Das Buch gliedert sich in drei Hauptteile: Der erste "We're Running Out of Ancient Sunlight" beschreibt – oder schildert – mit einiger Dramatik die faktische Seite. Inhaltlich ist das nahe bei dem, was man auch bei Heinberg oder bei Chris Martenson (siehe Rezension) nachlesen kann, nur dass Hartmann weniger Zahlen, Daten und Fakten und dafür mehr "Geschichten" erzählt. Der zweite Teil "Younger and Older Cultures: How Did We Get There?" lokalisiert die tieferen Ursachen für die eingetretene Entwicklung darin, dass mit den frühen Stadtstaaten eine neue Kultur entstanden sie, die – im Gegensatz zu den egalitären und genügsamen "alten Kulturen" – von Macht, sozialer Ungleichheit und Expansionswillen geprägt gewesen seien. Das hat Ähnlichkeiten mit dem, was Daniel Quinn in seinen "Ishmael"-Romanen beschreibt (siehe Rezensionen), wobei ich Quinn hier als gedanklich klarer und tiefer empfinde.

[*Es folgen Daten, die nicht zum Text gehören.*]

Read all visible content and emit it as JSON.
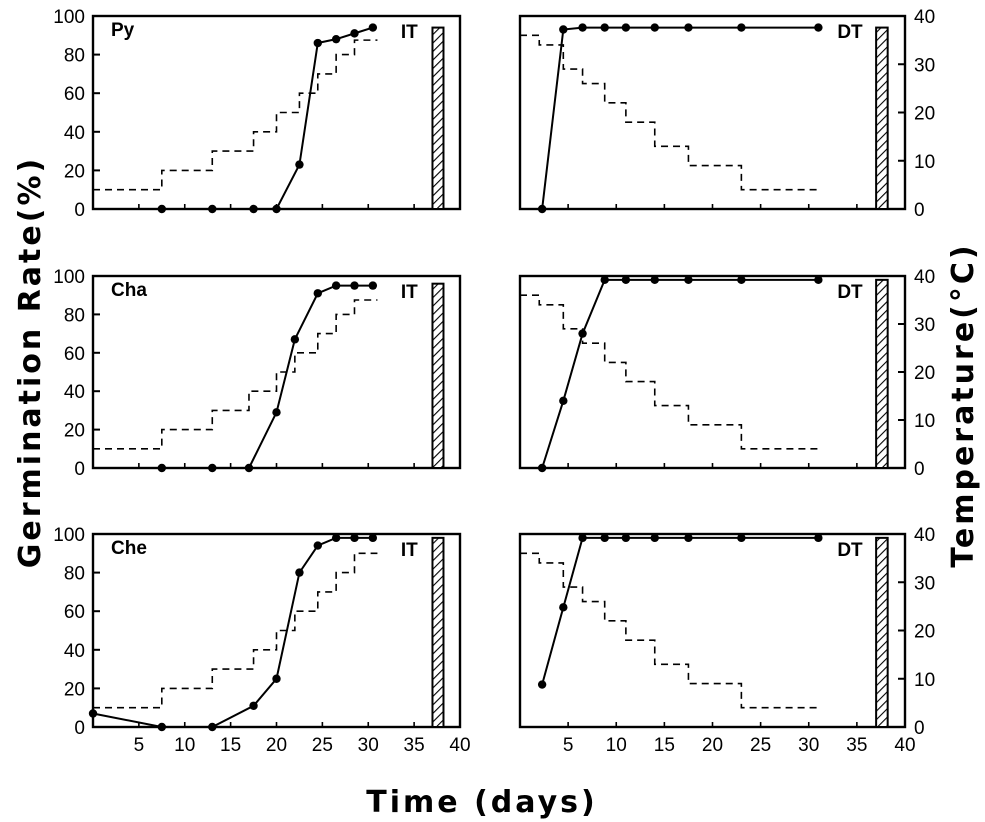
{
  "figure": {
    "ylabel_left": "Germination Rate(%)",
    "ylabel_right": "Temperature(°C)",
    "xlabel": "Time (days)"
  },
  "chart_data": [
    {
      "type": "line",
      "panel": "Py-IT",
      "species_label": "Py",
      "regime_label": "IT",
      "xlim": [
        0,
        40
      ],
      "ylim_left": [
        0,
        100
      ],
      "ylim_right": [
        0,
        40
      ],
      "xticks": [],
      "yticks_left": [
        "0",
        "20",
        "40",
        "60",
        "80",
        "100"
      ],
      "yticks_right": [],
      "series": [
        {
          "role": "germination",
          "x": [
            7.5,
            13,
            17.5,
            20,
            22.5,
            24.5,
            26.5,
            28.5,
            30.5
          ],
          "y": [
            0,
            0,
            0,
            0,
            23,
            86,
            88,
            91,
            94
          ]
        },
        {
          "role": "temperature",
          "steps": [
            [
              0,
              4
            ],
            [
              7.5,
              8
            ],
            [
              13,
              12
            ],
            [
              17.5,
              16
            ],
            [
              20,
              20
            ],
            [
              22.5,
              24
            ],
            [
              24.5,
              28
            ],
            [
              26.5,
              32
            ],
            [
              28.5,
              35
            ],
            [
              31,
              35
            ]
          ]
        }
      ],
      "bar": {
        "x": [
          37,
          38.2
        ],
        "top": 94
      }
    },
    {
      "type": "line",
      "panel": "Py-DT",
      "species_label": "",
      "regime_label": "DT",
      "xlim": [
        0,
        40
      ],
      "ylim_left": [
        0,
        100
      ],
      "ylim_right": [
        0,
        40
      ],
      "xticks": [],
      "yticks_left": [],
      "yticks_right": [
        "0",
        "10",
        "20",
        "30",
        "40"
      ],
      "series": [
        {
          "role": "germination",
          "x": [
            2.3,
            4.5,
            6.5,
            8.8,
            11,
            14,
            17.5,
            23,
            31
          ],
          "y": [
            0,
            93,
            94,
            94,
            94,
            94,
            94,
            94,
            94
          ]
        },
        {
          "role": "temperature",
          "steps": [
            [
              0,
              36
            ],
            [
              2,
              34
            ],
            [
              4.5,
              29
            ],
            [
              6.5,
              26
            ],
            [
              8.8,
              22
            ],
            [
              11,
              18
            ],
            [
              14,
              13
            ],
            [
              17.5,
              9
            ],
            [
              23,
              4
            ],
            [
              31,
              4
            ]
          ]
        }
      ],
      "bar": {
        "x": [
          37,
          38.2
        ],
        "top": 94
      }
    },
    {
      "type": "line",
      "panel": "Cha-IT",
      "species_label": "Cha",
      "regime_label": "IT",
      "xlim": [
        0,
        40
      ],
      "ylim_left": [
        0,
        100
      ],
      "ylim_right": [
        0,
        40
      ],
      "xticks": [],
      "yticks_left": [
        "0",
        "20",
        "40",
        "60",
        "80",
        "100"
      ],
      "yticks_right": [],
      "series": [
        {
          "role": "germination",
          "x": [
            7.5,
            13,
            17,
            20,
            22,
            24.5,
            26.5,
            28.5,
            30.5
          ],
          "y": [
            0,
            0,
            0,
            29,
            67,
            91,
            95,
            95,
            95
          ]
        },
        {
          "role": "temperature",
          "steps": [
            [
              0,
              4
            ],
            [
              7.5,
              8
            ],
            [
              13,
              12
            ],
            [
              17,
              16
            ],
            [
              20,
              20
            ],
            [
              22,
              24
            ],
            [
              24.5,
              28
            ],
            [
              26.5,
              32
            ],
            [
              28.5,
              35
            ],
            [
              31,
              35
            ]
          ]
        }
      ],
      "bar": {
        "x": [
          37,
          38.2
        ],
        "top": 96
      }
    },
    {
      "type": "line",
      "panel": "Cha-DT",
      "species_label": "",
      "regime_label": "DT",
      "xlim": [
        0,
        40
      ],
      "ylim_left": [
        0,
        100
      ],
      "ylim_right": [
        0,
        40
      ],
      "xticks": [],
      "yticks_left": [],
      "yticks_right": [
        "0",
        "10",
        "20",
        "30",
        "40"
      ],
      "series": [
        {
          "role": "germination",
          "x": [
            2.3,
            4.5,
            6.5,
            8.8,
            11,
            14,
            17.5,
            23,
            31
          ],
          "y": [
            0,
            35,
            70,
            98,
            98,
            98,
            98,
            98,
            98
          ]
        },
        {
          "role": "temperature",
          "steps": [
            [
              0,
              36
            ],
            [
              2,
              34
            ],
            [
              4.5,
              29
            ],
            [
              6.5,
              26
            ],
            [
              8.8,
              22
            ],
            [
              11,
              18
            ],
            [
              14,
              13
            ],
            [
              17.5,
              9
            ],
            [
              23,
              4
            ],
            [
              31,
              4
            ]
          ]
        }
      ],
      "bar": {
        "x": [
          37,
          38.2
        ],
        "top": 98
      }
    },
    {
      "type": "line",
      "panel": "Che-IT",
      "species_label": "Che",
      "regime_label": "IT",
      "xlim": [
        0,
        40
      ],
      "ylim_left": [
        0,
        100
      ],
      "ylim_right": [
        0,
        40
      ],
      "xticks": [
        "5",
        "10",
        "15",
        "20",
        "25",
        "30",
        "35",
        "40"
      ],
      "yticks_left": [
        "0",
        "20",
        "40",
        "60",
        "80",
        "100"
      ],
      "yticks_right": [],
      "series": [
        {
          "role": "germination",
          "x": [
            0,
            7.5,
            13,
            17.5,
            20,
            22.5,
            24.5,
            26.5,
            28.5,
            30.5
          ],
          "y": [
            7,
            0,
            0,
            11,
            25,
            80,
            94,
            98,
            98,
            98
          ]
        },
        {
          "role": "temperature",
          "steps": [
            [
              0,
              4
            ],
            [
              7.5,
              8
            ],
            [
              13,
              12
            ],
            [
              17.5,
              16
            ],
            [
              20,
              20
            ],
            [
              22,
              24
            ],
            [
              24.5,
              28
            ],
            [
              26.5,
              32
            ],
            [
              28.5,
              36
            ],
            [
              31,
              36
            ]
          ]
        }
      ],
      "bar": {
        "x": [
          37,
          38.2
        ],
        "top": 98
      }
    },
    {
      "type": "line",
      "panel": "Che-DT",
      "species_label": "",
      "regime_label": "DT",
      "xlim": [
        0,
        40
      ],
      "ylim_left": [
        0,
        100
      ],
      "ylim_right": [
        0,
        40
      ],
      "xticks": [
        "5",
        "10",
        "15",
        "20",
        "25",
        "30",
        "35",
        "40"
      ],
      "yticks_left": [],
      "yticks_right": [
        "0",
        "10",
        "20",
        "30",
        "40"
      ],
      "series": [
        {
          "role": "germination",
          "x": [
            2.3,
            4.5,
            6.5,
            8.8,
            11,
            14,
            17.5,
            23,
            31
          ],
          "y": [
            22,
            62,
            98,
            98,
            98,
            98,
            98,
            98,
            98
          ]
        },
        {
          "role": "temperature",
          "steps": [
            [
              0,
              36
            ],
            [
              2,
              34
            ],
            [
              4.5,
              29
            ],
            [
              6.5,
              26
            ],
            [
              8.8,
              22
            ],
            [
              11,
              18
            ],
            [
              14,
              13
            ],
            [
              17.5,
              9
            ],
            [
              23,
              4
            ],
            [
              31,
              4
            ]
          ]
        }
      ],
      "bar": {
        "x": [
          37,
          38.2
        ],
        "top": 98
      }
    }
  ]
}
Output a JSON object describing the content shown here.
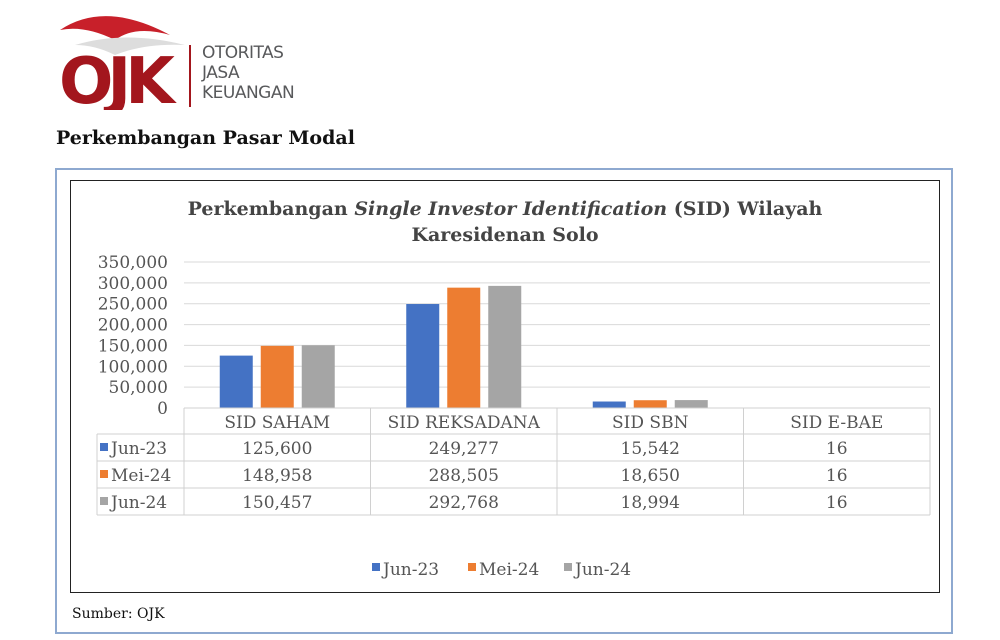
{
  "logo": {
    "mark": "OJK",
    "lines": [
      "OTORITAS",
      "JASA",
      "KEUANGAN"
    ]
  },
  "page_title": "Perkembangan Pasar Modal",
  "source": "Sumber: OJK",
  "colors": {
    "Jun-23": "#4472c4",
    "Mei-24": "#ed7d31",
    "Jun-24": "#a5a5a5"
  },
  "chart_data": {
    "type": "bar",
    "title_parts": [
      "Perkembangan ",
      "Single Investor Identification",
      " (SID) Wilayah",
      "Karesidenan Solo"
    ],
    "categories": [
      "SID SAHAM",
      "SID REKSADANA",
      "SID SBN",
      "SID E-BAE"
    ],
    "series": [
      {
        "name": "Jun-23",
        "values": [
          125600,
          249277,
          15542,
          16
        ],
        "labels": [
          "125,600",
          "249,277",
          "15,542",
          "16"
        ]
      },
      {
        "name": "Mei-24",
        "values": [
          148958,
          288505,
          18650,
          16
        ],
        "labels": [
          "148,958",
          "288,505",
          "18,650",
          "16"
        ]
      },
      {
        "name": "Jun-24",
        "values": [
          150457,
          292768,
          18994,
          16
        ],
        "labels": [
          "150,457",
          "292,768",
          "18,994",
          "16"
        ]
      }
    ],
    "ylim": [
      0,
      350000
    ],
    "yticks": [
      "0",
      "50,000",
      "100,000",
      "150,000",
      "200,000",
      "250,000",
      "300,000",
      "350,000"
    ],
    "grid": true,
    "legend": "bottom",
    "data_table": true
  }
}
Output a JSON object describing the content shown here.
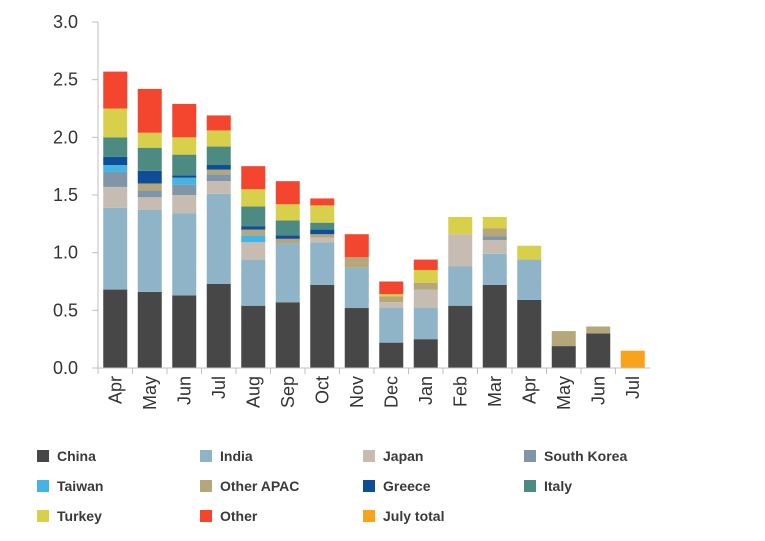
{
  "chart_data": {
    "type": "bar",
    "stacked": true,
    "title": "",
    "xlabel": "",
    "ylabel": "",
    "ylim": [
      0,
      3.0
    ],
    "yticks": [
      "0.0",
      "0.5",
      "1.0",
      "1.5",
      "2.0",
      "2.5",
      "3.0"
    ],
    "grid": false,
    "legend_position": "bottom",
    "categories": [
      "Apr",
      "May",
      "Jun",
      "Jul",
      "Aug",
      "Sep",
      "Oct",
      "Nov",
      "Dec",
      "Jan",
      "Feb",
      "Mar",
      "Apr",
      "May",
      "Jun",
      "Jul"
    ],
    "series": [
      {
        "name": "China",
        "color": "#474747",
        "values": [
          0.68,
          0.66,
          0.63,
          0.73,
          0.54,
          0.57,
          0.72,
          0.52,
          0.22,
          0.25,
          0.54,
          0.72,
          0.59,
          0.19,
          0.3,
          0
        ]
      },
      {
        "name": "India",
        "color": "#8fb3c7",
        "values": [
          0.71,
          0.71,
          0.71,
          0.78,
          0.4,
          0.51,
          0.37,
          0.35,
          0.3,
          0.27,
          0.34,
          0.27,
          0.35,
          0,
          0,
          0
        ]
      },
      {
        "name": "Japan",
        "color": "#c7bcb1",
        "values": [
          0.18,
          0.11,
          0.16,
          0.11,
          0.15,
          0,
          0.04,
          0,
          0.05,
          0.16,
          0.28,
          0.12,
          0,
          0,
          0,
          0
        ]
      },
      {
        "name": "South Korea",
        "color": "#7f96a8",
        "values": [
          0.13,
          0.06,
          0.09,
          0.06,
          0,
          0,
          0,
          0,
          0,
          0,
          0,
          0.03,
          0,
          0,
          0,
          0
        ]
      },
      {
        "name": "Taiwan",
        "color": "#45b3e3",
        "values": [
          0.06,
          0,
          0.06,
          0,
          0.06,
          0,
          0,
          0,
          0,
          0,
          0,
          0,
          0,
          0,
          0,
          0
        ]
      },
      {
        "name": "Other APAC",
        "color": "#b5a77a",
        "values": [
          0,
          0.06,
          0,
          0.04,
          0.05,
          0.04,
          0.03,
          0.09,
          0.05,
          0.06,
          0,
          0.07,
          0,
          0.13,
          0.06,
          0
        ]
      },
      {
        "name": "Greece",
        "color": "#0e4d97",
        "values": [
          0.07,
          0.11,
          0.02,
          0.04,
          0.03,
          0.03,
          0.04,
          0,
          0,
          0,
          0,
          0,
          0,
          0,
          0,
          0
        ]
      },
      {
        "name": "Italy",
        "color": "#4d8a82",
        "values": [
          0.17,
          0.2,
          0.18,
          0.16,
          0.17,
          0.13,
          0.06,
          0,
          0,
          0,
          0,
          0,
          0,
          0,
          0,
          0
        ]
      },
      {
        "name": "Turkey",
        "color": "#d8cf4a",
        "values": [
          0.25,
          0.13,
          0.15,
          0.14,
          0.15,
          0.14,
          0.15,
          0,
          0.02,
          0.11,
          0.15,
          0.1,
          0.12,
          0,
          0,
          0
        ]
      },
      {
        "name": "Other",
        "color": "#f4452f",
        "values": [
          0.32,
          0.38,
          0.29,
          0.13,
          0.2,
          0.2,
          0.06,
          0.2,
          0.11,
          0.09,
          0,
          0,
          0,
          0,
          0,
          0
        ]
      },
      {
        "name": "July total",
        "color": "#f9a31a",
        "values": [
          0,
          0,
          0,
          0,
          0,
          0,
          0,
          0,
          0,
          0,
          0,
          0,
          0,
          0,
          0,
          0.15
        ]
      }
    ]
  }
}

Im dritten Teil "What Can We Do About It?" geht es naheliegenderweise um die Frage, wie wir aus dem Schlamassel, das wir uns da eingebrockt haben, wieder herauskommen: Angesichts der Dimension des Problems eine ebenso wichtige wie schwierige Frage.
Denn in den letzten 200 Jahren hat die Menschheit einen unvorstellbaren Raubbau begangen: Innerhalb dieser erdgeschichtlich lächerlich kurzen Zeit haben wir die fossilen Energiereserven, die in 70 Millionen Jahren entstanden sind, weitgehend aufgebraucht. Mit immer noch steigender Tendenz: Allein in den letzten 40 Jahren haben wir mehr "antikes Sonnenlicht" verheizt als in der gesamten Menschheitsgeschichte davor. Und das ist noch nicht alles: Die Vernichtung der Regenwälder, die Klimaveränderungen, das Aufbrauchen fossiler Wasserreserven und die Ausbreitung der Wüsten rücken es durchaus in den Bereich des Möglichen, dass unsere Zivilisation ähnlich endet wie etliche andere Hochkulturen vor uns: Die Sumerer, die griechischen Stadtstaaten, das römische Reich, die Majas, die Azteken und andere. Sie alle haben sich, wohl ohne völlig zu verstehen, was sie tun, buchstäblich selbst das Wasser abgegraben und damit ihre Lebensgrundlage, die sie für allzu selbstverständlich nahmen, zerstört.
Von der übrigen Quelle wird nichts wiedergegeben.